Unfolding
BY VIRGINIA KANE
after Olivia Gatwood
I rolled my kilt the way Serena taught me,
turning the waistband out
before collapsing the fabric over itself
until my hemline crept
from the birthmark beside my knee cap
to the unshaved region of my upper thigh.
Before she instructed me in this careful art,
she explained the stakes of her wisdom –
that you could separate the girls who spent lunch
sunbathing in sports bras on the hoods of their Jeeps
from the ones who snuck cafeteria trays into the library
by where their skirts fell relative to their knees.
I could practice what the classroom taught,
humble myself before God, but only
one hierarchy mattered, grounded in
who had begged her mother hard enough
to pay a tailor to chop off a hand’s worth of cloth,
then later, folded and tucked and disappeared
the extra inches even the seamstress deemed too far.
All my life I had heard about good and bad girls
in vagueness, but now, there was a right way
to be a good girl, and the right way to be a bad girl.
If I wasn’t unscathed enough to be the former,
I’d better prove I deserved to go down as the latter.
I hiked my kilt as high as I could without choking
my ribcage, but all that time I spent
inching towards rebellion, I knew I was an imitation.
So far from the girls who walked into prom
with GoGo Squeez pouches of vodka
duct taped to their inner thighs, then showed up
to Monday homeroom with a fresh silver hoop
clutching the crescent of their cartilage, and I couldn’t
believe Zoey had really done it, lost her virginity
on a hiking trail, told us at play practice the morning after
Valentine’s Day like she was answering what she ate
for breakfast, then scurried up the rafters to position
a spotlight, our mouths agape at how changed
and unchanged she could be in the same breath,
which meant she must have been marked that way
from the start, which meant maybe we all were,
though none of us knew what for, exactly.

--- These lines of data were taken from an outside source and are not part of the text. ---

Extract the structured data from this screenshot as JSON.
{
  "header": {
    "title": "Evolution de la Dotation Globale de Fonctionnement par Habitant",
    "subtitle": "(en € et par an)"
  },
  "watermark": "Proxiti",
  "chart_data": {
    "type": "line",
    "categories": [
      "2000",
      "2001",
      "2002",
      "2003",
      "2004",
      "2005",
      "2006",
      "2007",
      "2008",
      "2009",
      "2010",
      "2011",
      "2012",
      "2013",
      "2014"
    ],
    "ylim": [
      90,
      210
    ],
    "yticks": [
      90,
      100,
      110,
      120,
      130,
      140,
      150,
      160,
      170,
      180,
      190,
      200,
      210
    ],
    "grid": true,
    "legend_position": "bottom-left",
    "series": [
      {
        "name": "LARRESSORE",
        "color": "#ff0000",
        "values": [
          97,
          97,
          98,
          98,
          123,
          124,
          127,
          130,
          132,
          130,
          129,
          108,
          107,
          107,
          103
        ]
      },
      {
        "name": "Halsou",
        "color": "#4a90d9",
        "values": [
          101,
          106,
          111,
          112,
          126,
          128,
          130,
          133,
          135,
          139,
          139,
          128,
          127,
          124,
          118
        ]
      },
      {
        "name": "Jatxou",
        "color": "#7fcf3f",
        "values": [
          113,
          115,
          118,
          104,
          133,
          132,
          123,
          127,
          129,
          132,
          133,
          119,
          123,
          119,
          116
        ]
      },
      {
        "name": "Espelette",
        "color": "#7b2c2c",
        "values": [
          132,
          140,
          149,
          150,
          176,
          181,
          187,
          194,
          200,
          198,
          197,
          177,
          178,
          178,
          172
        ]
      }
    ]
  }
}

When the final bell rang, I would linger
on the porch of the common room,
studying the window where girls once engraved
their initials and class years with their engagement rings
on their last visit to campus before their weddings.
No one talked about what became of them after.
Except when Marley installed an art exhibit
in one of the bathrooms leftover from the days
when girls boarded, stretched a sheet
of aquamarine cellophane over the dugout
of a bathtub then Sharpied the outline of a woman,
like she was submerged in the crinkly plastic water,
and you couldn’t tell if she was bathing or drowning.